On Monday, August 21, a total solar eclipse will make its way across the US, a rare event that was last seen in 1979.
In honor of this awesome moment, the US Postal Service is going to release some neat stamps that change when you rub your finger on them. Come on, that’s kind of cool right?
The stamp will use thermochromic ink to change the image when heat is applied, such as rubbing it with your finger. The initial image will show a picture of the eclipse taken by astrophysicist Fred Espenak from Libya in 2006. Rubbing it will reveal an underlying image of the Full Moon, also taken by Espenak.
The stamps, designed by Antonio Alcalá of Alexandria, Virginia, will be available nationwide and in post offices on June 20, a spokesperson for the USPS told IFLScience. They can also be pre-ordered from usps.com/shop.

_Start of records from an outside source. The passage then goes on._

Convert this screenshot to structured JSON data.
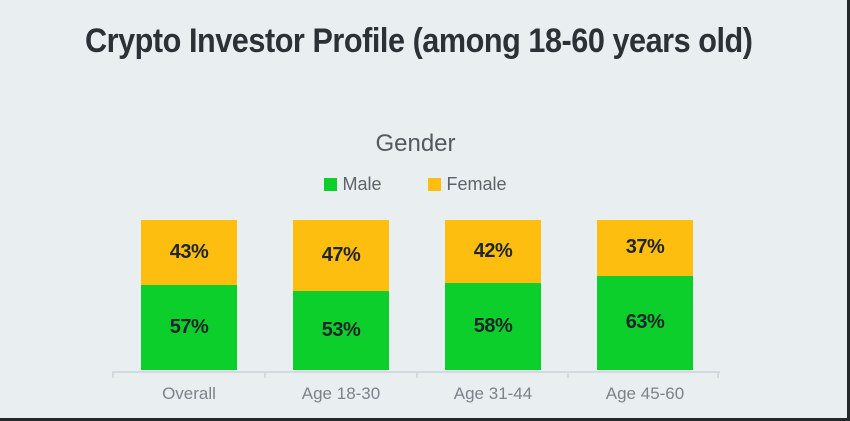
{
  "title": "Crypto Investor Profile (among 18-60 years old)",
  "chart_data": {
    "type": "bar",
    "stacked": true,
    "percent_stacked": true,
    "title": "Crypto Investor Profile (among 18-60 years old)",
    "subtitle": "Gender",
    "categories": [
      "Overall",
      "Age 18-30",
      "Age 31-44",
      "Age 45-60"
    ],
    "series": [
      {
        "name": "Male",
        "color": "#0ccf2c",
        "values": [
          57,
          53,
          58,
          63
        ]
      },
      {
        "name": "Female",
        "color": "#fdbe10",
        "values": [
          43,
          47,
          42,
          37
        ]
      }
    ],
    "value_suffix": "%",
    "ylim": [
      0,
      100
    ],
    "grid": false,
    "legend_position": "top-center",
    "value_labels": "inside-center"
  },
  "colors": {
    "background": "#e9eef0",
    "border": "#26292c",
    "title_text": "#2b3136",
    "subtitle_text": "#53595d",
    "legend_text": "#5d6367",
    "value_text": "#1f2529",
    "axis_line": "#d3dadd",
    "category_text": "#7c8388"
  }
}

“Thermochromic inks are vulnerable to UV light and should be kept out of direct sunlight as much as possible to preserve this special effect,” the USPS noted, adding it was the first time thermochromic ink had been used in US stamps.
On the back is a map showing the path of the eclipse. © 2017 USPS
A total eclipse is caused by the mathematical oddity in which the Sun’s disk is 400 times greater than the Moon’s, but the Moon is 400 times closer to Earth. With the Moon in orbit around Earth, there are times when it passes directly in front of the Sun from our point of view and blocks its light, sometimes entirely (a total eclipse) and sometimes just a bit (known as an annular or partial eclipse).
There are actually two total solar eclipses around the world every three years on average, and many more partial eclipses (when the Moon covers only part of the Sun’s surface). But the shadow caused by totality is relatively small, so seeing it from a particular location is rare.
For this upcoming eclipse, it will be the first time since 1918 that the Moon’s shadow (about 110 kilometers or 70 miles wide) will cross from the Pacific west coast of the US to the Atlantic east coast. It will pass through 14 states during the course of August 21, including Oregon, Kansas, Illinois, and North Carolina.
It will take the Moon more than three hours to cross the Sun, but the actual period of totality is much smaller – about two minutes, depending on where you are. The best viewing locations are likely to be in the western US, which is less prone to afternoon summer thundershowers than the southeast.
The next total solar eclipse that will be visible in the US will be in 2024, and after that it’s 2045. But at least you can have a commemorative stamp to remember this one, right?